PSJA fielded its first competitive water polo team in 2014 and has experienced a boon in success and popularity in recent years. It’s emblematic of the recent surge in growth for the sport throughout the Rio Grande Valley.

Teams have sprung up in Harlingen and McAllen. Mission added a program three years ago, and Los Fresnos started a team this summer after failing to gin up enough participation to field a full team a year ago.

Popularity soared in Los Fresnos following the visit of a special guest.

“Last year we had water polo gold medalist Brenda Villa. She came down to do a presentation with our kids,” said Jaime Perez, the aquatics director for Los Fresnos CISD. “We saw some highlights from her Olympic tournaments and she brought a few of her medals. … So that got the interest of the kids.”

More than anything, Landero believes, the sport has proven to be a communal, unifying force.

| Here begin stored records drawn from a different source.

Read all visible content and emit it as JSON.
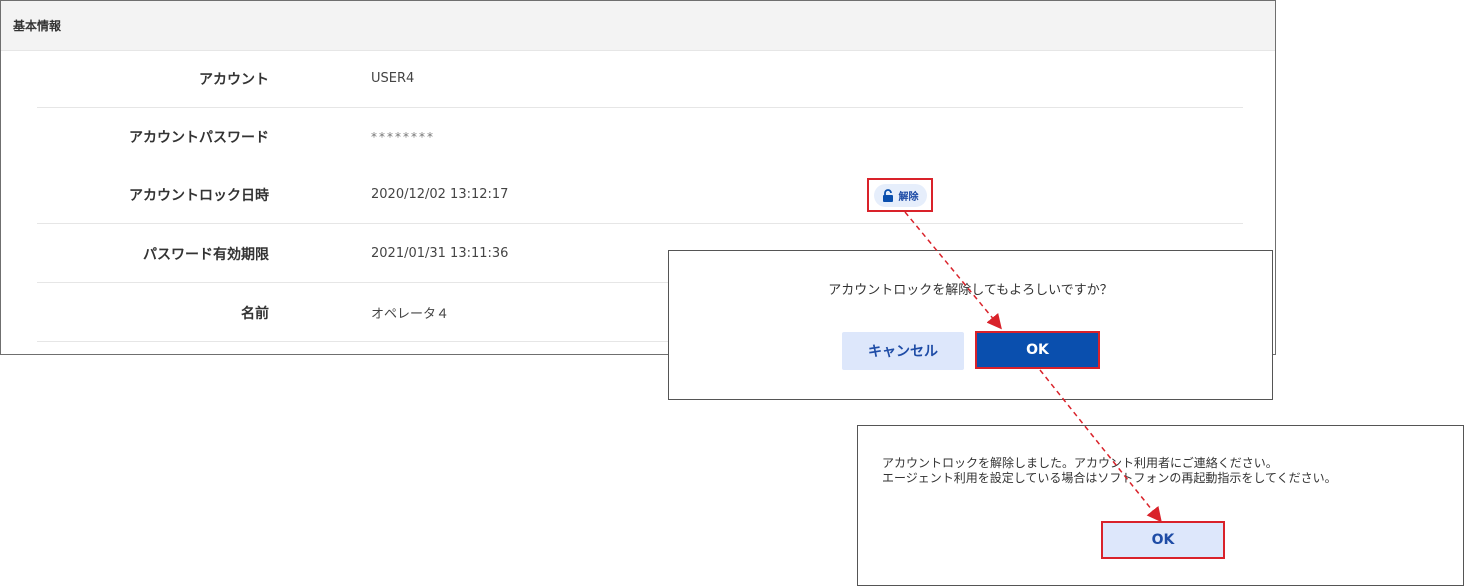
{
  "section": {
    "title": "基本情報"
  },
  "fields": [
    {
      "label": "アカウント",
      "value": "USER4"
    },
    {
      "label": "アカウントパスワード",
      "value": "********"
    },
    {
      "label": "アカウントロック日時",
      "value": "2020/12/02 13:12:17"
    },
    {
      "label": "パスワード有効期限",
      "value": "2021/01/31 13:11:36"
    },
    {
      "label": "名前",
      "value": "オペレータ４"
    }
  ],
  "unlock_button": {
    "label": "解除",
    "icon": "unlock-icon"
  },
  "confirm_dialog": {
    "message": "アカウントロックを解除してもよろしいですか？",
    "cancel_label": "キャンセル",
    "ok_label": "OK"
  },
  "result_dialog": {
    "line1": "アカウントロックを解除しました。アカウント利用者にご連絡ください。",
    "line2": "エージェント利用を設定している場合はソフトフォンの再起動指示をしてください。",
    "ok_label": "OK"
  },
  "colors": {
    "accent_blue": "#0a4fae",
    "light_blue": "#dde7fb",
    "highlight_red": "#d9222a"
  }
}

It’s brought together coaches, parents and athletes from communities across the Valley.

“I think this sport can be something that can help us transcend that sort of mentality that we shouldn’t work together,” Landero said. “If we do work together and we can prove that together we can go out and be competitive, then maybe that will translate into other sports as well and we can break that glass ceiling that we’ve been hitting so far.

“For example, swimming: you have USA groups where you have surrounding cities that come together with kids from different districts, so you’re practicing with the best that we’ve got down here,” Colunga said. “That’s something you find in club swimming; you don’t find that when you isolate yourself.”

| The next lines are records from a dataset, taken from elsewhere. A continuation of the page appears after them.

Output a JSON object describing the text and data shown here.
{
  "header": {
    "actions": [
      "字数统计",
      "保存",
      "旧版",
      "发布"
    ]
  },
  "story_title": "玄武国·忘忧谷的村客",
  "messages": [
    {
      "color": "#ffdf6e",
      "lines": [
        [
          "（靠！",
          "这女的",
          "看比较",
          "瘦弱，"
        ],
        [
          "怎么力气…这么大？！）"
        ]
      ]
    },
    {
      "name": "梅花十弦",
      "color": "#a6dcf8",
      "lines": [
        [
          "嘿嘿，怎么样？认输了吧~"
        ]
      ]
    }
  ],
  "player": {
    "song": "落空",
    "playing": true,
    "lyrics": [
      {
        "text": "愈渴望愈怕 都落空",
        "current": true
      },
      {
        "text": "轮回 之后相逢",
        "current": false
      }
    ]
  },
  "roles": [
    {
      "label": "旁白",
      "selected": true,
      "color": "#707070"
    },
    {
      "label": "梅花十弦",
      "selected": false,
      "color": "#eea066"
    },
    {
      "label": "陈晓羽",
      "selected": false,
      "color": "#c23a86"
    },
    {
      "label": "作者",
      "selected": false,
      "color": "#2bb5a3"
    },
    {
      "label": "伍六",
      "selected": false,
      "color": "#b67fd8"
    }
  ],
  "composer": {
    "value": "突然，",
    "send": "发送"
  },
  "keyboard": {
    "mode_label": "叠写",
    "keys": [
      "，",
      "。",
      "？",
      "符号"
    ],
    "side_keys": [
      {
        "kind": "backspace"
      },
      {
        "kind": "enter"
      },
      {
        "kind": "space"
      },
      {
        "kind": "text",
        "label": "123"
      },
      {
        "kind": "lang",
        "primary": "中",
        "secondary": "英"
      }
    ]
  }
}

The next daunting hurdle for the sport will be becoming a certified as a sanctioned UIL sport, so it can become officially competitive on a state-wide level.

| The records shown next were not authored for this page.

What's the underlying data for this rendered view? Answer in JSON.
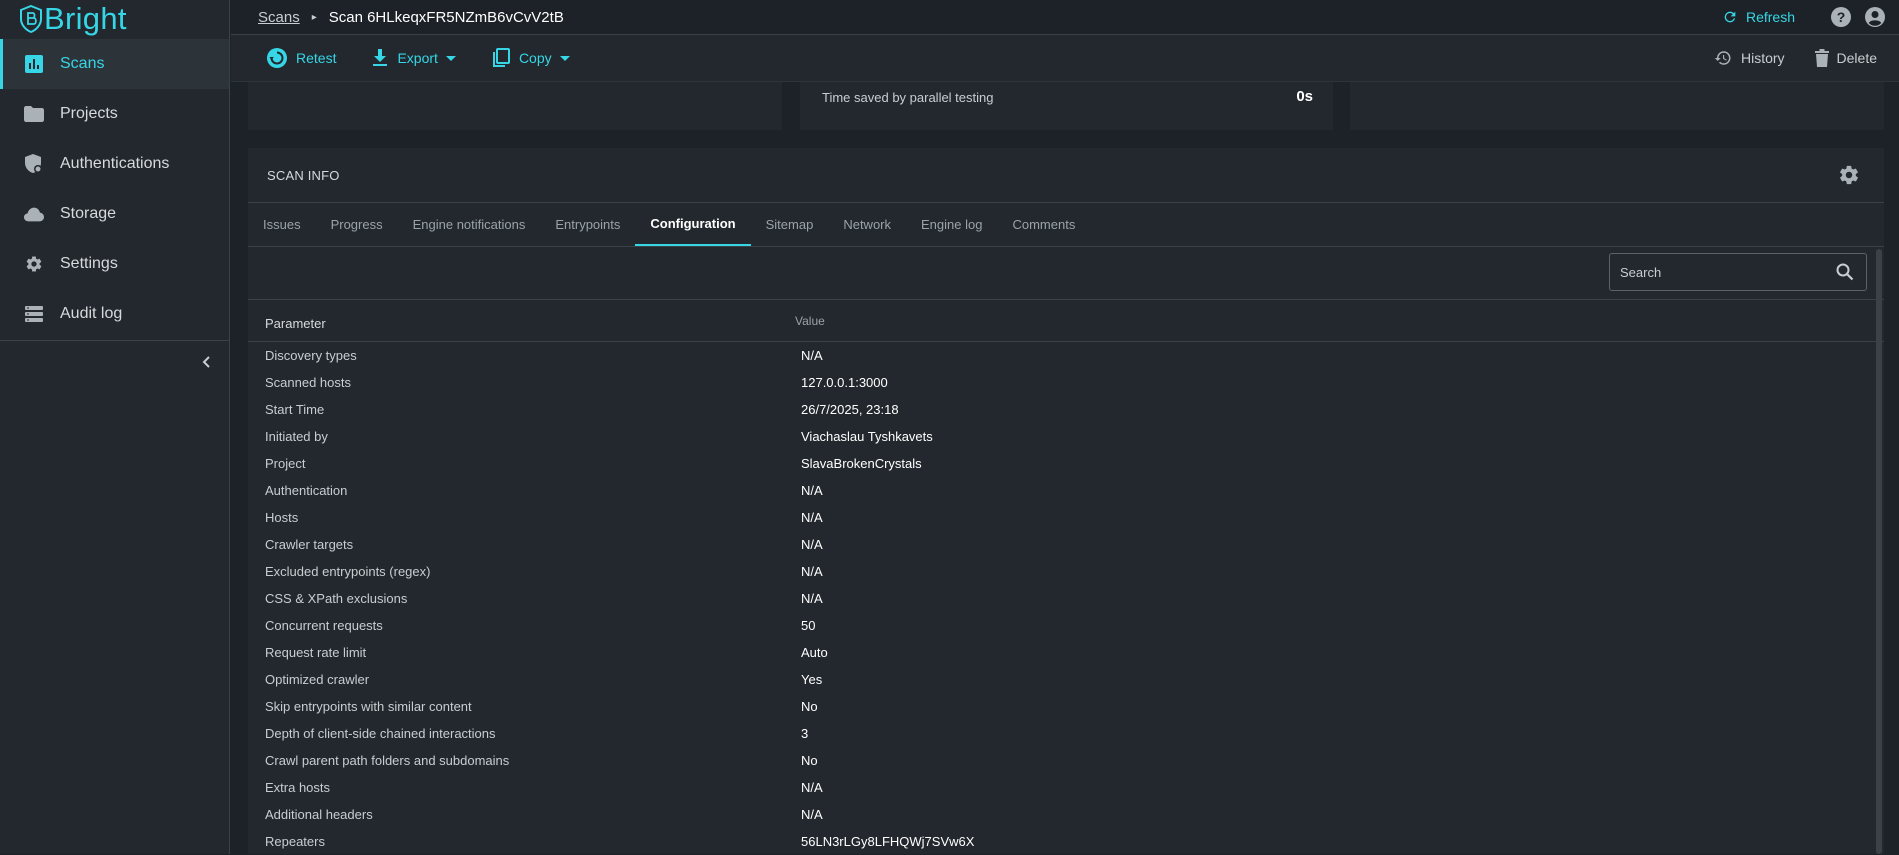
{
  "app": {
    "logo_text": "Bright",
    "accent_color": "#36d6e7"
  },
  "sidebar": {
    "items": [
      {
        "label": "Scans",
        "icon": "chart-icon"
      },
      {
        "label": "Projects",
        "icon": "folder-icon"
      },
      {
        "label": "Authentications",
        "icon": "auth-icon"
      },
      {
        "label": "Storage",
        "icon": "cloud-icon"
      },
      {
        "label": "Settings",
        "icon": "gear-icon"
      },
      {
        "label": "Audit log",
        "icon": "list-icon"
      }
    ],
    "active": "Scans"
  },
  "header": {
    "breadcrumb_root": "Scans",
    "breadcrumb_current": "Scan 6HLkeqxFR5NZmB6vCvV2tB",
    "refresh_label": "Refresh"
  },
  "toolbar": {
    "retest_label": "Retest",
    "export_label": "Export",
    "copy_label": "Copy",
    "history_label": "History",
    "delete_label": "Delete"
  },
  "cards": {
    "time_saved_label": "Time saved by parallel testing",
    "time_saved_value": "0s"
  },
  "scan_info": {
    "title": "SCAN INFO",
    "tabs": [
      "Issues",
      "Progress",
      "Engine notifications",
      "Entrypoints",
      "Configuration",
      "Sitemap",
      "Network",
      "Engine log",
      "Comments"
    ],
    "active_tab": "Configuration",
    "search_placeholder": "Search",
    "columns": {
      "parameter": "Parameter",
      "value": "Value"
    },
    "rows": [
      {
        "parameter": "Discovery types",
        "value": "N/A"
      },
      {
        "parameter": "Scanned hosts",
        "value": "127.0.0.1:3000"
      },
      {
        "parameter": "Start Time",
        "value": "26/7/2025, 23:18"
      },
      {
        "parameter": "Initiated by",
        "value": "Viachaslau Tyshkavets"
      },
      {
        "parameter": "Project",
        "value": "SlavaBrokenCrystals"
      },
      {
        "parameter": "Authentication",
        "value": "N/A"
      },
      {
        "parameter": "Hosts",
        "value": "N/A"
      },
      {
        "parameter": "Crawler targets",
        "value": "N/A"
      },
      {
        "parameter": "Excluded entrypoints (regex)",
        "value": "N/A"
      },
      {
        "parameter": "CSS & XPath exclusions",
        "value": "N/A"
      },
      {
        "parameter": "Concurrent requests",
        "value": "50"
      },
      {
        "parameter": "Request rate limit",
        "value": "Auto"
      },
      {
        "parameter": "Optimized crawler",
        "value": "Yes"
      },
      {
        "parameter": "Skip entrypoints with similar content",
        "value": "No"
      },
      {
        "parameter": "Depth of client-side chained interactions",
        "value": "3"
      },
      {
        "parameter": "Crawl parent path folders and subdomains",
        "value": "No"
      },
      {
        "parameter": "Extra hosts",
        "value": "N/A"
      },
      {
        "parameter": "Additional headers",
        "value": "N/A"
      },
      {
        "parameter": "Repeaters",
        "value": "56LN3rLGy8LFHQWj7SVw6X"
      }
    ]
  }
}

“Getting school districts to support the sport, whether it be an independent sport or be supported as an offseason sport, it’s going to be essential for administrations to give support to their coaches. For instance, right now UIL is going to send a survey to all the superintendents throughout the state of Texas to see whether they would support it,” Landero said. “I think if they get over 50%, then we have a very favorable chance. The last time they sent it out it was at 47%. We’ve also gotten the TISCA (Texas Interscholastic Swimming Coaches Association) behind it, which is pretty new.”

At the time of publication, the UIL offices in Austin had not yet responded to The Monitor’s request for comment.